Solved – Machine learning to find an optimal set of parameters for a segmentation algorithm

fittinghyperparameterimage processingmachine learningoptimization

Using machine learning to find an optimal set of parameters for a given segmentation algorithm.

In the "classical" case of machine learning, in the training phase, the data set is constant and the model fit — produces a weight vector that maps the data set to the tag of each image label.

Now let's assume a given segmentation problem X, which is done using a given classic segmentation algorithm Y (classic, not Deep-Learning). The goal is to find an optimal parameter set for the Y algorithm under the set of ground truth segmentation. (Motivation: every segmentation algo. Have tuned, parameters, we want to learn them not to fine tune them)

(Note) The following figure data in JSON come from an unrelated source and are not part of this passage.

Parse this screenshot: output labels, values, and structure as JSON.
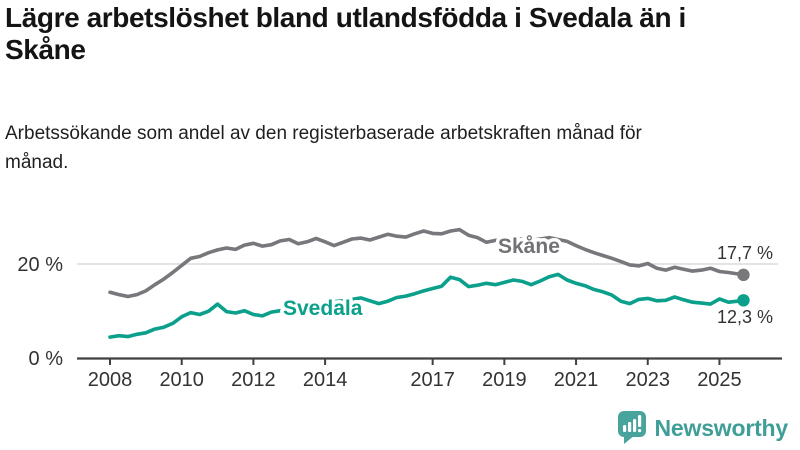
{
  "header": {
    "title": "Lägre arbetslöshet bland utlandsfödda i Svedala än i Skåne",
    "subtitle": "Arbetssökande som andel av den registerbaserade arbetskraften månad för månad."
  },
  "footer": {
    "brand": "Newsworthy",
    "logo_icon": "bar-chart-speech-bubble-icon"
  },
  "colors": {
    "skane_line": "#77777c",
    "skane_label": "#717176",
    "svedala_line": "#0aa08c",
    "gridline": "#dcdcdc",
    "axis": "#404040",
    "tick_text": "#333333",
    "title_text": "#141414",
    "brand_teal": "#3f9e97",
    "brand_icon": "#47a39b"
  },
  "chart_data": {
    "type": "line",
    "title": "",
    "xlabel": "",
    "ylabel": "",
    "unit": "%",
    "grid": "single horizontal gridline at 20 %",
    "legend": "inline labels on lines",
    "xlim": [
      2008,
      2025.8
    ],
    "ylim": [
      0,
      30
    ],
    "x_ticks": [
      2008,
      2010,
      2012,
      2014,
      2017,
      2019,
      2021,
      2023,
      2025
    ],
    "y_ticks": [
      {
        "value": 0,
        "label": "0 %"
      },
      {
        "value": 20,
        "label": "20 %"
      }
    ],
    "x": [
      2008,
      2008.25,
      2008.5,
      2008.75,
      2009,
      2009.25,
      2009.5,
      2009.75,
      2010,
      2010.25,
      2010.5,
      2010.75,
      2011,
      2011.25,
      2011.5,
      2011.75,
      2012,
      2012.25,
      2012.5,
      2012.75,
      2013,
      2013.25,
      2013.5,
      2013.75,
      2014,
      2014.25,
      2014.5,
      2014.75,
      2015,
      2015.25,
      2015.5,
      2015.75,
      2016,
      2016.25,
      2016.5,
      2016.75,
      2017,
      2017.25,
      2017.5,
      2017.75,
      2018,
      2018.25,
      2018.5,
      2018.75,
      2019,
      2019.25,
      2019.5,
      2019.75,
      2020,
      2020.25,
      2020.5,
      2020.75,
      2021,
      2021.25,
      2021.5,
      2021.75,
      2022,
      2022.25,
      2022.5,
      2022.75,
      2023,
      2023.25,
      2023.5,
      2023.75,
      2024,
      2024.25,
      2024.5,
      2024.75,
      2025,
      2025.25,
      2025.5,
      2025.67
    ],
    "series": [
      {
        "name": "Skåne",
        "color": "#77777c",
        "end_label": "17,7 %",
        "end_value": 17.7,
        "values": [
          14.0,
          13.5,
          13.1,
          13.5,
          14.3,
          15.6,
          16.8,
          18.2,
          19.7,
          21.2,
          21.6,
          22.4,
          23.0,
          23.4,
          23.1,
          24.0,
          24.4,
          23.8,
          24.1,
          24.9,
          25.2,
          24.3,
          24.7,
          25.4,
          24.7,
          23.9,
          24.6,
          25.3,
          25.5,
          25.1,
          25.7,
          26.3,
          25.9,
          25.7,
          26.4,
          27.0,
          26.5,
          26.4,
          27.0,
          27.3,
          26.1,
          25.6,
          24.6,
          25.0,
          25.3,
          25.6,
          25.2,
          25.0,
          25.3,
          25.6,
          25.2,
          24.8,
          23.9,
          23.1,
          22.4,
          21.8,
          21.2,
          20.5,
          19.8,
          19.6,
          20.1,
          19.1,
          18.7,
          19.3,
          18.9,
          18.5,
          18.7,
          19.1,
          18.4,
          18.2,
          17.9,
          17.7
        ]
      },
      {
        "name": "Svedala",
        "color": "#0aa08c",
        "end_label": "12,3 %",
        "end_value": 12.3,
        "values": [
          4.5,
          4.8,
          4.6,
          5.1,
          5.4,
          6.2,
          6.6,
          7.4,
          8.8,
          9.7,
          9.3,
          10.0,
          11.5,
          9.9,
          9.6,
          10.1,
          9.3,
          9.0,
          9.8,
          10.1,
          10.5,
          10.8,
          11.1,
          11.4,
          11.7,
          12.0,
          12.2,
          12.5,
          12.8,
          12.2,
          11.6,
          12.1,
          12.9,
          13.2,
          13.7,
          14.3,
          14.8,
          15.3,
          17.2,
          16.7,
          15.2,
          15.5,
          15.9,
          15.6,
          16.1,
          16.6,
          16.3,
          15.6,
          16.4,
          17.3,
          17.8,
          16.6,
          15.9,
          15.4,
          14.6,
          14.1,
          13.4,
          12.1,
          11.6,
          12.5,
          12.7,
          12.2,
          12.3,
          13.0,
          12.4,
          11.9,
          11.7,
          11.5,
          12.6,
          11.9,
          12.1,
          12.3
        ]
      }
    ]
  }
}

I think about the two approaches of making the this:

  1. Offline – Extraction of General properties – let's say Haralick texture features and try to fit a model connecting between the parameters of the segmentation algorithm Y to the Haralick texture features.
  2. Online – Select random parameters for the Segmentation Y algorithm. Perform a segmentation for those parameters and a specific delta. Calculate the error and then updated the parameters accordingly.

Any example/reference(paper) for the "online" approach would be welcome.

Best Answer

You can make more intelligent search strategies for finding your ideal parameters. For example you can use the Sequential Model-Based Optimization algorithm (, for identifying promising points in your hyperparameter space. That explores regions of the hyperparameter space, that are unexplored and promise good results (based on your previous experiments).